I’m part of a group of 16 people who are raising funds to provide a day centre for vulnerable children in a remote part of South Africa, and the Scafell trip was part of our fundraising plan. We are a mixed group in terms of age, fitness, and experience with this sort of challenge, so when the day of our hike turned out to be one of those grey, wet and miserable days that England does so well, spirits were not exactly high as we drove to our starting point at Seathwaite.
While it wasn’t raining particularly hard, after an hour or so of hiking we were all wet through, and already a few people were starting to question the wisdom of the trip. The weather made navigation tricky, and when we met a mountain guide who told us that she was not intending to take her group to the summit as conditions were too difficult, the cautionary voices grew a little louder – and understandably so. Already, I was realising that I had underestimated Scafell Pike.
We decided to continue. This is a group of people that have come together in order to challenge themselves, and it was agreed to go higher, via a slightly different route, and see how things went.
The rain kept falling, turning paths into streams and making the rocks dangerously greasy.

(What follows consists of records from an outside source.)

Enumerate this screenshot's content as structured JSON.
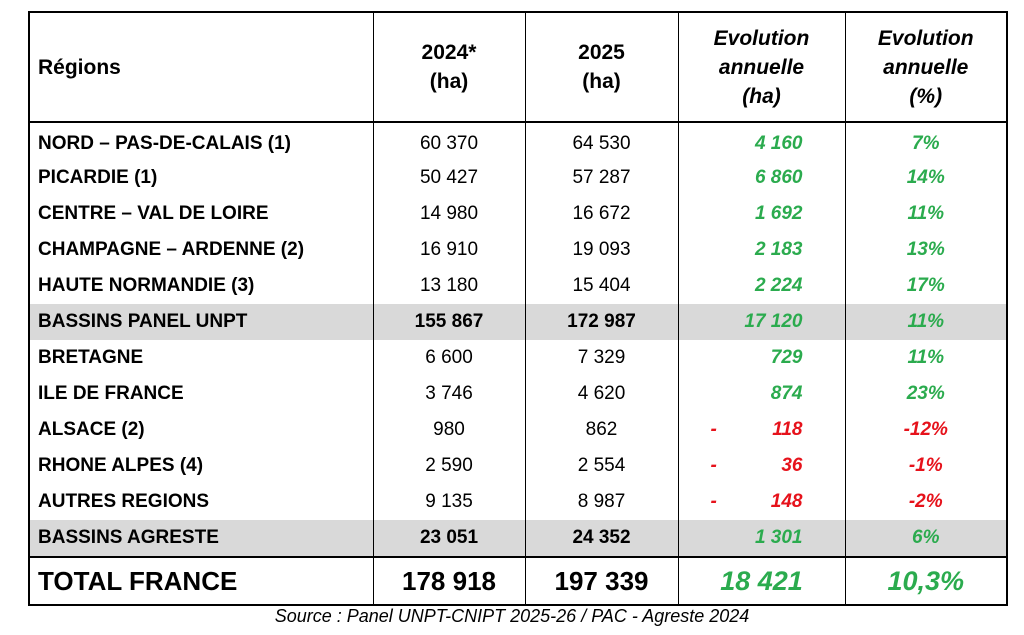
{
  "header": {
    "region": "Régions",
    "y2024": [
      "2024*",
      "(ha)"
    ],
    "y2025": [
      "2025",
      "(ha)"
    ],
    "evol_ha": [
      "Evolution",
      "annuelle",
      "(ha)"
    ],
    "evol_pct": [
      "Evolution",
      "annuelle",
      "(%)"
    ]
  },
  "rows": [
    {
      "region": "NORD – PAS-DE-CALAIS (1)",
      "y2024": "60 370",
      "y2025": "64 530",
      "evol_ha": "4 160",
      "evol_pct": "7%",
      "sign": "pos",
      "subtotal": false
    },
    {
      "region": "PICARDIE (1)",
      "y2024": "50 427",
      "y2025": "57 287",
      "evol_ha": "6 860",
      "evol_pct": "14%",
      "sign": "pos",
      "subtotal": false
    },
    {
      "region": "CENTRE – VAL DE LOIRE",
      "y2024": "14 980",
      "y2025": "16 672",
      "evol_ha": "1 692",
      "evol_pct": "11%",
      "sign": "pos",
      "subtotal": false
    },
    {
      "region": "CHAMPAGNE – ARDENNE (2)",
      "y2024": "16 910",
      "y2025": "19 093",
      "evol_ha": "2 183",
      "evol_pct": "13%",
      "sign": "pos",
      "subtotal": false
    },
    {
      "region": "HAUTE NORMANDIE (3)",
      "y2024": "13 180",
      "y2025": "15 404",
      "evol_ha": "2 224",
      "evol_pct": "17%",
      "sign": "pos",
      "subtotal": false
    },
    {
      "region": "BASSINS PANEL UNPT",
      "y2024": "155 867",
      "y2025": "172 987",
      "evol_ha": "17 120",
      "evol_pct": "11%",
      "sign": "pos",
      "subtotal": true
    },
    {
      "region": "BRETAGNE",
      "y2024": "6 600",
      "y2025": "7 329",
      "evol_ha": "729",
      "evol_pct": "11%",
      "sign": "pos",
      "subtotal": false
    },
    {
      "region": "ILE DE FRANCE",
      "y2024": "3 746",
      "y2025": "4 620",
      "evol_ha": "874",
      "evol_pct": "23%",
      "sign": "pos",
      "subtotal": false
    },
    {
      "region": "ALSACE (2)",
      "y2024": "980",
      "y2025": "862",
      "evol_ha": "118",
      "evol_pct": "-12%",
      "sign": "neg",
      "subtotal": false
    },
    {
      "region": "RHONE ALPES (4)",
      "y2024": "2 590",
      "y2025": "2 554",
      "evol_ha": "36",
      "evol_pct": "-1%",
      "sign": "neg",
      "subtotal": false
    },
    {
      "region": "AUTRES REGIONS",
      "y2024": "9 135",
      "y2025": "8 987",
      "evol_ha": "148",
      "evol_pct": "-2%",
      "sign": "neg",
      "subtotal": false
    },
    {
      "region": "BASSINS AGRESTE",
      "y2024": "23 051",
      "y2025": "24 352",
      "evol_ha": "1 301",
      "evol_pct": "6%",
      "sign": "pos",
      "subtotal": true
    }
  ],
  "neg_prefix": "-",
  "total": {
    "region": "TOTAL FRANCE",
    "y2024": "178 918",
    "y2025": "197 339",
    "evol_ha": "18 421",
    "evol_pct": "10,3%"
  },
  "source": "Source : Panel UNPT-CNIPT 2025-26 / PAC - Agreste 2024",
  "colors": {
    "positive": "#2bab4e",
    "negative": "#e6121b",
    "subtotal_bg": "#d9d9d9"
  }
}
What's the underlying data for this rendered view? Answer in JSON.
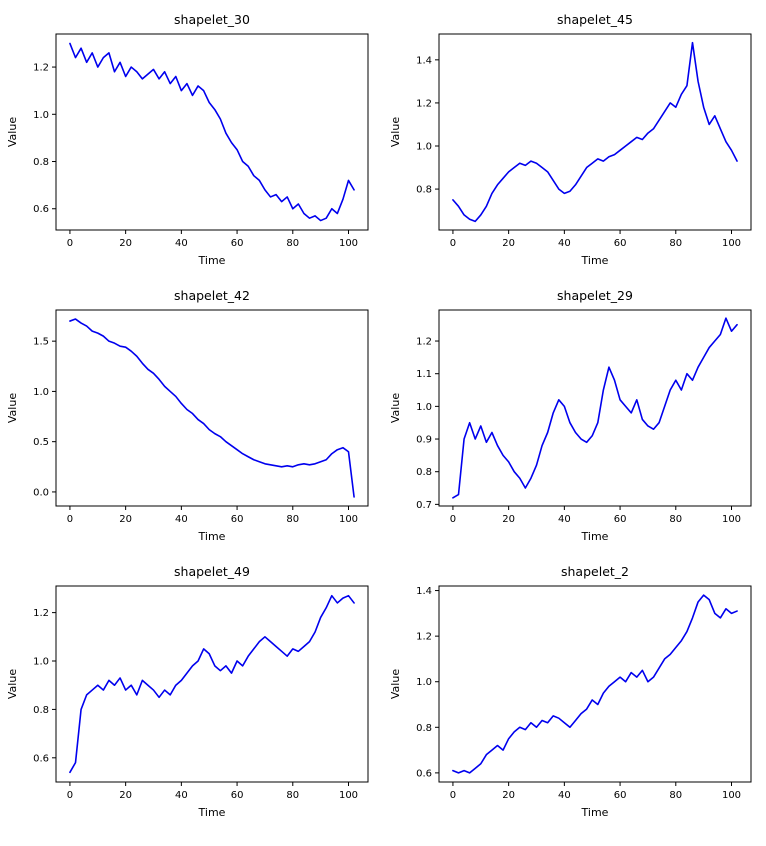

As we got higher, the fog came in, limiting visibility to around 20-30m at times.
But we kept climbing.
Then we came across a father and son who were basically lost on the mountain. They were not really dressed for the conditions, and didn’t have a proper map – only a tourist guide to the top which was hopelessly inadequate on a day like this … we added them to our group – and kept walking.
After around five hours, we came to last part of the hike, which is over shattered volcanic rocks, ranging in size from small stones to large boulders. It’s almost other-worldly – barren, and harshly beautiful. Navigation by now was extremely demanding – the cairns marking the path were difficult to see in the fog, and in the end we didn’t make the summit. The last few hundred metres is quite steep, and was too dangerous under the circumstances. We turned back around 400m from the top of the mountain.
We descended via a different route – faster, but with it’s own set of challenges. Many of the paths had by now turned into small rivers, there were some steep and narrow sections of path, and obviously we were all tired by this point … despite this, the spirits in the group remained remarkably high. We made it back to our cars at about 6pm, nine hours after setting off.
Had you told me that morning that I would be happy to turn back only a few hundred metres from the summit of a mountain, I would not have believed you. That day, we all learned something about ourselves as individuals, and as a group. Personally, I realised that the overall success of the group was more valuable and more rewarding than any individual success might have been. With the weather pitched against us, for all 16 people to get that close to the top, and back down again without any major issues or injuries was a remarkable achievement.
Edmund Hillary famously said “it is not the mountain we conquer, but ourselves”. It might seem a little conceited to compare climbing Everest with hiking a rainy mountain in England, but on that grey day in the Lake District, all 16 of us came a little closer to understanding what Hillary meant.